Об актере Сергее Мартинсоне:
Он пребывал в своем комическом амплуа, как будто всю жизнь играл роль такого старого ухажера.
О переходе в другой театр:
Меня никто не приглашал. А хотеть я могла только в два театра – или Малый, или МХАТ, ну, может быть, Театр Маяковского. Я люблю психологический театр, театр, где возможны драматические роли. Но никаких предложений не было.
Об антрепризе:
У меня были два предложения, и неплохие, но из-за того, что мой муж очень тяжело болен, я не могу никуда уезжать. Да и лишний спектакль, если это становится эксплуатацией, - я не тот человек, который будет мобильным.
О своих доходах:
Зарплаты моего мужа не хватает на его лекарства. Но я не беру пенсии со своей книжки и уживаюсь на то, что получаю в театре, плюс мои спектакли в "Модерне".
О моде:
То, что модно, мне безумно не идет. Я покупаю то, что в данный период вроде как смотрится, но все-таки остаюсь в своем жанре.
О вступлении в КПСС:
Я никогда не хотела вступать в партию, потому что терпеть не могу фальшивых речей. Даже когда надо было обязательно изучать политграмоту, я ничего не изучала, а очень хитро обходила (к актерам все-таки относятся с симпатией). Я приходила на экзамен и говорила: "Я не буду пересказывать своими словами. Это будет намного беднее того, как написано марксистское учение". И мне всегда ставили, что я сдала. Мне предлагали вступить очень часто, но я всегда говорила, что ничего не понимаю, и отлынивала. Но у нас был секретарь партийной организации Боря Рунге, невероятно обаятельный человек. И много-много раз он приставал ко мне, к Оле Аросевой и к Нине Архиповой и говорил: "Вот так меня за горло берут: почему вы не вступаете в партию. Ну что вам стоит! Чем больше будет в партии хороших людей, тем больше будет хорошего". И Оля, я и Нина Архипова уже перед самой перестройкой сказали: "Ну ладно, Боря, мы напишем заявление, что согласны". Вступили. Потом наступила перестройка. В общем, это было юмористически.
О родителях:
Мои родители были так далеки от искусства и от театра, что они, конечно, радовались, но вообще никаких советов не давали и, по-моему, даже в театр не очень ходили.

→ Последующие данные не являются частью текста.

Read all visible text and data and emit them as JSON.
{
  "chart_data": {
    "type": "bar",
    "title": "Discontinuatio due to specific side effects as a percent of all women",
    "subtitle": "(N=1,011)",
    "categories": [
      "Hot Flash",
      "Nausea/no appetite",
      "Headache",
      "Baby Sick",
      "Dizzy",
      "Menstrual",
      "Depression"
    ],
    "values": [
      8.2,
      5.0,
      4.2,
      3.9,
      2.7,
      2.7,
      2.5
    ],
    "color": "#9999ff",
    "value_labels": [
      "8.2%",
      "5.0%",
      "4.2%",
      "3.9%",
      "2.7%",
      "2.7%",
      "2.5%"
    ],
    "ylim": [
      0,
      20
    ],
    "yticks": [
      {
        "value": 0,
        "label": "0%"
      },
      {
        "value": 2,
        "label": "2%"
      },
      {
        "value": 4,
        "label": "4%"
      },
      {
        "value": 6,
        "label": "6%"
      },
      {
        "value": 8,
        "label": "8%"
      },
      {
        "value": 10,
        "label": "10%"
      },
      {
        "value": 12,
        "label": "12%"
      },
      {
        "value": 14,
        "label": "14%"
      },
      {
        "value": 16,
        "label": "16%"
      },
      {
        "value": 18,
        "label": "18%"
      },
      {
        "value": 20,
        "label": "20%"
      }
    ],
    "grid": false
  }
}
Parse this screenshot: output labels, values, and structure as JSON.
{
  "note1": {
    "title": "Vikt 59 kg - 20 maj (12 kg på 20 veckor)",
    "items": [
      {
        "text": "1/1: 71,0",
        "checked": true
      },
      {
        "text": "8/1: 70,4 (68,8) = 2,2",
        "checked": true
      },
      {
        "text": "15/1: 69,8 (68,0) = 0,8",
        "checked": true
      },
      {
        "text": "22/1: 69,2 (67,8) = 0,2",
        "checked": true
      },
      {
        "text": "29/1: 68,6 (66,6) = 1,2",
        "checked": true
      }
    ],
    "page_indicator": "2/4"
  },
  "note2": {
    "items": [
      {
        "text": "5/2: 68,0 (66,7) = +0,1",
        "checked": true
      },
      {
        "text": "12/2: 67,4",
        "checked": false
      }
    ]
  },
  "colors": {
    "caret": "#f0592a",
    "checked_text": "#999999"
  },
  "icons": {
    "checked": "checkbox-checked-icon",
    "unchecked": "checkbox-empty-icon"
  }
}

О детстве и выборе профессии:
Я помню свои детские ощущения. Мне не нравилась жизнь, которая есть на самом деле: эта бедность, эти мыши в квартире, которых я боялась. Я помню, когда была уже взрослая, сказала папе, что хотела бы жить давно-давно, до XIX века, на что он мне сказал: "Ты тогда была бы крепостной крестьянкой, а не артисткой". Я жила в других обстоятельствах, я не хотела жить так, как есть, я хотела жить так, как читала или видела на сцене. А мои роли уводили меня из той жизни, которая мне мало нравилась, в ту жизнь, которая мне очень нравилась.